The expectation expect_column_values_to_match_regex ensures that the values in the `hire_date` column match the date format YYYY-MM-DD. This guarantees that the hire dates are properly formatted, maintaining consistency and preventing data entry errors related to date formatting.

In [17]:
# Expectation to be value match
to_be_value_match = df_ge.expect_column_values_to_match_regex(column="hire_date", regex=r"\d{4}-\d{2}-\d{2}")
to_be_value_match

{
  "success": true,
  "result": {
    "element_count": 100000,
    "missing_count": 0,
    "missing_percent": 0.0,
    "unexpected_count": 0,
    "unexpected_percent": 0.0,
    "unexpected_percent_total": 0.0,
    "unexpected_percent_nonmissing": 0.0,
    "partial_unexpected_list": []
  },
  "exception_info": {
    "raised_exception": false,
    "exception_traceback": null,
    "exception_message": null
  },
  "meta": {}
}

The `hire_date` column has met the expectation of hacing the date format YYYY-MM-DD.

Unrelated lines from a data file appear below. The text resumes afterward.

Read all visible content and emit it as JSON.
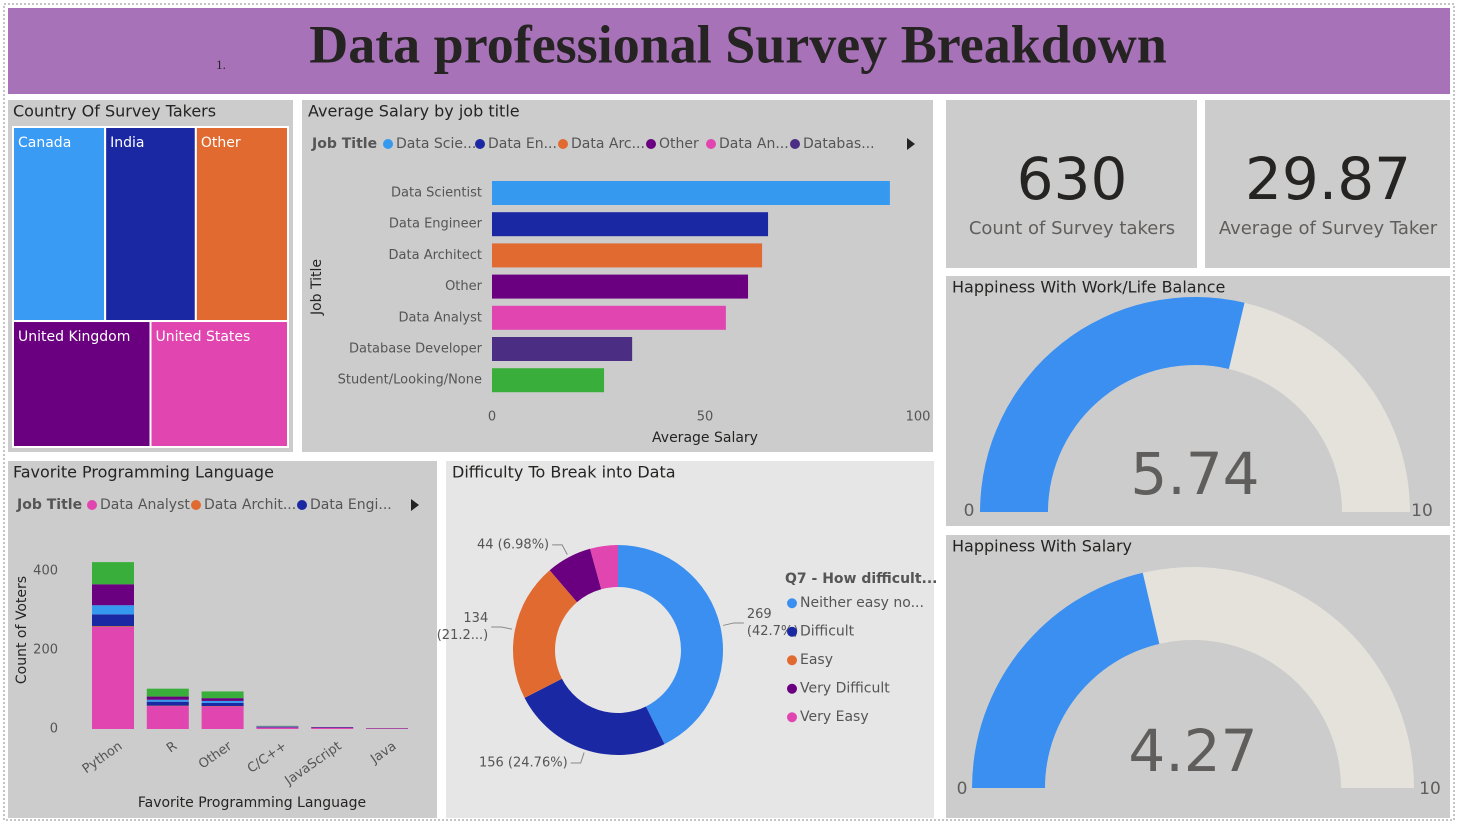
{
  "header": {
    "number": "1.",
    "title": "Data professional Survey Breakdown"
  },
  "chart_data": [
    {
      "type": "treemap",
      "title": "Country Of Survey Takers",
      "categories": [
        "Canada",
        "India",
        "Other",
        "United Kingdom",
        "United States"
      ],
      "values": [
        128,
        126,
        128,
        124,
        124
      ],
      "colors": [
        "#3a9bf5",
        "#1b28a3",
        "#e06a30",
        "#6a0080",
        "#e045b0"
      ]
    },
    {
      "type": "bar",
      "title": "Average Salary by job title",
      "legend_title": "Job Title",
      "legend_labels": [
        "Data Scie...",
        "Data En...",
        "Data Arc...",
        "Other",
        "Data An...",
        "Databas..."
      ],
      "categories": [
        "Data Scientist",
        "Data Engineer",
        "Data Architect",
        "Other",
        "Data Analyst",
        "Database Developer",
        "Student/Looking/None"
      ],
      "values": [
        93.4,
        64.8,
        63.4,
        60.1,
        54.9,
        32.9,
        26.3
      ],
      "colors": [
        "#3599f0",
        "#1b28a3",
        "#e06a30",
        "#6a0080",
        "#e045b0",
        "#4b2d83",
        "#3aae3a"
      ],
      "xlim": [
        0,
        100
      ],
      "xticks": [
        0,
        50,
        100
      ],
      "xlabel": "Average Salary",
      "ylabel": "Job Title"
    },
    {
      "type": "card",
      "value": 630,
      "label": "Count of Survey takers"
    },
    {
      "type": "card",
      "value": 29.87,
      "label": "Average of Survey Taker"
    },
    {
      "type": "gauge",
      "title": "Happiness With Work/Life Balance",
      "value": 5.74,
      "min": 0,
      "max": 10,
      "color": "#3a8ff0",
      "track_color": "#e5e2dc"
    },
    {
      "type": "gauge",
      "title": "Happiness With Salary",
      "value": 4.27,
      "min": 0,
      "max": 10,
      "color": "#3a8ff0",
      "track_color": "#e5e2dc"
    },
    {
      "type": "stacked_bar",
      "title": "Favorite Programming Language",
      "legend_title": "Job Title",
      "legend_labels": [
        "Data Analyst",
        "Data Archit...",
        "Data Engi..."
      ],
      "categories": [
        "Python",
        "R",
        "Other",
        "C/C++",
        "JavaScript",
        "Java"
      ],
      "series": [
        {
          "name": "Data Analyst",
          "color": "#e045b0",
          "values": [
            258,
            58,
            57,
            4,
            3,
            1
          ]
        },
        {
          "name": "Data Architect",
          "color": "#e06a30",
          "values": [
            2,
            1,
            1,
            0,
            0,
            0
          ]
        },
        {
          "name": "Data Engineer",
          "color": "#1b28a3",
          "values": [
            30,
            10,
            8,
            1,
            1,
            0
          ]
        },
        {
          "name": "Data Scientist",
          "color": "#3599f0",
          "values": [
            23,
            5,
            5,
            1,
            0,
            0
          ]
        },
        {
          "name": "Other",
          "color": "#6a0080",
          "values": [
            53,
            8,
            7,
            1,
            1,
            1
          ]
        },
        {
          "name": "Student/Looking/None",
          "color": "#3aae3a",
          "values": [
            56,
            20,
            17,
            1,
            0,
            0
          ]
        }
      ],
      "ylim": [
        0,
        440
      ],
      "yticks": [
        0,
        200,
        400
      ],
      "xlabel": "Favorite Programming Language",
      "ylabel": "Count of Voters"
    },
    {
      "type": "donut",
      "title": "Difficulty To Break into Data",
      "legend_title": "Q7 - How difficult...",
      "categories": [
        "Neither easy no...",
        "Difficult",
        "Easy",
        "Very Difficult",
        "Very Easy"
      ],
      "values": [
        269,
        156,
        134,
        44,
        27
      ],
      "value_labels": [
        [
          "269",
          "(42.7%)"
        ],
        [
          "156 (24.76%)"
        ],
        [
          "134",
          "(21.2...)"
        ],
        [
          "44 (6.98%)"
        ],
        null
      ],
      "colors": [
        "#3a8ff0",
        "#1b28a3",
        "#e06a30",
        "#6a0080",
        "#e045b0"
      ]
    }
  ]
}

## Expectation 6: To be Dateutil Parseable

The expectation expect_column_values_to_be_dateutil_parseable ensures that the values in the `hire_date` column are parseable by the dateutil library. This guarantees that the hire dates are in a valid format and can be correctly interpreted as dates.

In [30]:
# Expectation to be dateutil parseable
to_be_parseable = df_ge.expect_column_values_to_be_dateutil_parseable(column='hire_date')
to_be_parseable

{
  "success": true,
  "result": {
    "element_count": 100000,
    "missing_count": 0,
    "missing_percent": 0.0,
    "unexpected_count": 0,
    "unexpected_percent": 0.0,
    "unexpected_percent_total": 0.0,
    "unexpected_percent_nonmissing": 0.0,
    "partial_unexpected_list": []
  },
  "exception_info": {
    "raised_exception": false,
    "exception_traceback": null,
    "exception_message": null
  },
  "meta": {}
}

The `hire_date` column has met the expectation that parseable by the dateutil library.

## Expectation 7: Median to be Between

The expectation expect_column_median_to_be_betwee expectationn ensures that the median of `employee_satisfaction_score` is between 1 and 5, consistent with the dataset's information where the score range is 1-5.

In [33]:
# Expectation median to be between
median_validation = df_ge.expect_column_median_to_be_between('employee_satisfaction_score', min_value=1, max_value=5)
median_validation

{
  "success": true,
  "result": {
    "observed_value": 3.0,
    "element_count": 100000,
    "missing_count": null,
    "missing_percent": null
  },
  "exception_info": {
    "raised_exception": false,
    "exception_traceback": null,
    "exception_message": null
  },
  "meta": {}
}

The `employee_satisfaction_score` has met the expectation of having a median between 1 to 5.